Grafisch gestaltete Einzelbuchstaben können auch bei weitgehend abweichender Darstellung verwechslungsfähig sein. Dies entschied das EuG in einer von der bisherigen Spruchpraxis abweichenden Einzelentscheidung (Urteil vom 05.11.2013 – T 378/12) und schafft damit Rechtsunsicherheit, wo bislang Klarheit herrschte.
Gerade einmal 13 Monate alt war das Urteil des EuGH zur Verwechslungsfähigkeit von aus Einzelbuchstaben gestalteten Bildmarken (Urteil vom 10.10.2012 – C-611/11). Darin hatte das höchste europäische Gericht betont, dass zwei für identische oder ähnliche Waren angemeldete Marken dann nicht verwechslungsfähig sind, wenn sie zwar aus demselben Einzelbuchstaben bestehen, dieser aber jeweils abweichend grafisch gestaltet ist. Allein aus der Identität der Buchstaben, so der EuGH damals, lasse sich eine Verwechslungsgefahr nicht begründen.
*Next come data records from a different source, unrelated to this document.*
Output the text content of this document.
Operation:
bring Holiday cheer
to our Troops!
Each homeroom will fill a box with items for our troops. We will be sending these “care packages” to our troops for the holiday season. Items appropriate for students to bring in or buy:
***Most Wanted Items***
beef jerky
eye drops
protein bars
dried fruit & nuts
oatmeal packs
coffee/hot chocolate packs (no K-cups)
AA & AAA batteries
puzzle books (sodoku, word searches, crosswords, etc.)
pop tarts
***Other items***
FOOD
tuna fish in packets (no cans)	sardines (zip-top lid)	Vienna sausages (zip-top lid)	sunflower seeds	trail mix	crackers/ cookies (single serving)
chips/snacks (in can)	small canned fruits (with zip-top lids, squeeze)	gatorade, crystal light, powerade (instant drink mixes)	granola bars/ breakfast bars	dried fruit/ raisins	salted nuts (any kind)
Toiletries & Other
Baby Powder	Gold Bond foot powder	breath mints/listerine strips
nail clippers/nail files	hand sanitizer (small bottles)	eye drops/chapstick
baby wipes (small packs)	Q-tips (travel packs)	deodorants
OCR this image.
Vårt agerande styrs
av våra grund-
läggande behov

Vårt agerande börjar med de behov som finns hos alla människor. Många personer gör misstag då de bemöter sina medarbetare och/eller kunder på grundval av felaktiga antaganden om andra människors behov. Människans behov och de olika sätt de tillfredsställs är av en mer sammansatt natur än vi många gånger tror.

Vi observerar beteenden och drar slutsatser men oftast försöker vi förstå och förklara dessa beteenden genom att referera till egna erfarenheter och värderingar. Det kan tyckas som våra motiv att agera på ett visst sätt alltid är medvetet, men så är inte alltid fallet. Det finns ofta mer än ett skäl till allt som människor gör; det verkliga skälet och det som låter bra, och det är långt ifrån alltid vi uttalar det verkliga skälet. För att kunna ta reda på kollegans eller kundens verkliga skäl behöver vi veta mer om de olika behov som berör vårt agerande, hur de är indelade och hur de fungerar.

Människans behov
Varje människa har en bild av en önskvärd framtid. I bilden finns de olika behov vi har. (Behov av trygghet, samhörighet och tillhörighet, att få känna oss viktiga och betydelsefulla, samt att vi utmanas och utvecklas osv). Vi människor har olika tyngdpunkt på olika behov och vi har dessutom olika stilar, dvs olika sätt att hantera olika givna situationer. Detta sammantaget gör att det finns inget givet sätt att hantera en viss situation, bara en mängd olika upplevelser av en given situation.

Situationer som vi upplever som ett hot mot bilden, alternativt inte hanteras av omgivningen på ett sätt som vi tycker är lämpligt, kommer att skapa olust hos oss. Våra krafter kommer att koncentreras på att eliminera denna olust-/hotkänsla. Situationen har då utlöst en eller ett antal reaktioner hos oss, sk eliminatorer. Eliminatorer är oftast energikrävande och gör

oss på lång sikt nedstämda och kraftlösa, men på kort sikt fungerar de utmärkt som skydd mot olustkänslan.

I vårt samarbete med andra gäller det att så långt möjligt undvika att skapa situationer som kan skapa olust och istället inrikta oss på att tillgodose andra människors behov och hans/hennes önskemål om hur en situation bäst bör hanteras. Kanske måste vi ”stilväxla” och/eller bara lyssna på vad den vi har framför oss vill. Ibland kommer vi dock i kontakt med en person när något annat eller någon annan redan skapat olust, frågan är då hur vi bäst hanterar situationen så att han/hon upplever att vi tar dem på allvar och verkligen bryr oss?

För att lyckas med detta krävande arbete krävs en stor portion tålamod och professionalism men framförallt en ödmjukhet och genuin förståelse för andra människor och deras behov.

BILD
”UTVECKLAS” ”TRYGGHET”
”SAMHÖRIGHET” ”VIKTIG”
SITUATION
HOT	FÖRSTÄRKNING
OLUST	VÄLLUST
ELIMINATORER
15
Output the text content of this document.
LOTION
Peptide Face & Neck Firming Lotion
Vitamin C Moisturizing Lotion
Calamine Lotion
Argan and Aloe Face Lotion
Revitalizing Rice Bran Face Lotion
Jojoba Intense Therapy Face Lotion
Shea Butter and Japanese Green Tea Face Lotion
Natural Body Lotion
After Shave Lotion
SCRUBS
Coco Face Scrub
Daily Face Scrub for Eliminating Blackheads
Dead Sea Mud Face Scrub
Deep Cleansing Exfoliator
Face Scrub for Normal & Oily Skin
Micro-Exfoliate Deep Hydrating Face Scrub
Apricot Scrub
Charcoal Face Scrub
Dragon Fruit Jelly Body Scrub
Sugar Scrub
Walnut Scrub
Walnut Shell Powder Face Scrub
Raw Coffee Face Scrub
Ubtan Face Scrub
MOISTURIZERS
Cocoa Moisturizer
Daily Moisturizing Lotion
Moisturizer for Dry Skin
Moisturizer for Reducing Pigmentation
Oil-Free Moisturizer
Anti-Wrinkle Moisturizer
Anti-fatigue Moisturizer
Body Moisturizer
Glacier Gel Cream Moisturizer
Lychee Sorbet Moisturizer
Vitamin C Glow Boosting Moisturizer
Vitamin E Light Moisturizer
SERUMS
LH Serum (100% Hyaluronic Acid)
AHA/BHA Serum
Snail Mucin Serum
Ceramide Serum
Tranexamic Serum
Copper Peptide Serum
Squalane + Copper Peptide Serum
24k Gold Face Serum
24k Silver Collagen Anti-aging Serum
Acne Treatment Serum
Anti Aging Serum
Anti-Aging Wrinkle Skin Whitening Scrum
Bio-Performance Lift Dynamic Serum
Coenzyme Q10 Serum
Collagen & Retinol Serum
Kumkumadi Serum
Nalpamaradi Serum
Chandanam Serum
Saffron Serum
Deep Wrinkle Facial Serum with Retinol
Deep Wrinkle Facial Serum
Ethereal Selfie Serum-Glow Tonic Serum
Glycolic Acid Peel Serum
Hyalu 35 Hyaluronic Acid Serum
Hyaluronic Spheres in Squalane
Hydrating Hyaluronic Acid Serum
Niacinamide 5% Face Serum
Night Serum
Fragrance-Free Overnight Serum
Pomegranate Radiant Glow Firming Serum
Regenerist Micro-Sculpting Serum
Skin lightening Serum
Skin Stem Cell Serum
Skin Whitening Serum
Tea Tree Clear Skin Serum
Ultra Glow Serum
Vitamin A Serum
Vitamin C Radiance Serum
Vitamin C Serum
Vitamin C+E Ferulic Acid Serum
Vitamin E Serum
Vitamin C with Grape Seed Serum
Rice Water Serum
Diesen jüngst begründeten Grundsatz stellt das EuG in seiner neuen Entscheidung nun wieder in Frage. Darin ging es um zwei für Bekleidung angemeldete Marken, die jeweils aus dem Buchstaben „X“ in unterschiedlicher Gestaltung bestanden. Beide Buchstaben wiesen allenfalls marginale Ähnlichkeit auf, die vor allem darin bestand, dass an der Kreuzungsstelle der beiden X-Balken eine Aussparung vorhanden war, die als weiße Linie sichtbar war. Weder Strichstärke noch Form waren annähernd ähnlich.
Die klangliche und konzeptionelle Ähnlichkeit reichte den Richtern des EuG dennoch aus, um von einer Verwechslungsgefahr auszugehen. Denn in der Bekleidungsbranche sei es durchaus üblich, dass Marken – ausgehend von einer Grundform – für unterschiedliche Produktlinien in verschiedener individueller Ausprägung genutzt würden. Aus diesem Grunde seien die optischen Abweichungen nicht geeignet, die Verwechslungsgefahr zu beseitigen.
Auch diese Begründung bricht mit früheren Entscheidungen des EuGH, der vor Jahren betont hatte, dass solche Untermarken regelmäßig eines dominierenden Merkmals bedürften, das dann in Varianten verwendet würde. Die bloße Verwendung eines Buchstabens kann eine solche Dominanz aber nicht herstellen. Es widerspräche auch der Idee einer Bildmarke und überhaupt dem Grundsatz der Abgrenzbarkeit einer Marke, wollte man den Markenschutz derart ausdehnen, dass optisch vollkommen abweichende Gestaltungen derselben Marke zugeordnet werden.
Es bleibt abzuwarten, ob die Entscheidung die Spruchpraxis des HABM nachhaltig beeinflussen wird oder ob es bei einer – wenig überzeugenden – Einzelfallentscheidung bleibt. Setzte sich die neue Linie des EuG durch, dürfte die grafische Gestaltung von Einzelbuchstaben ungeachtet der individuellen Gestaltung künftig kaum noch gegen andere, aus demselben Buchstaben gebildete Marken durchzusetzen sein.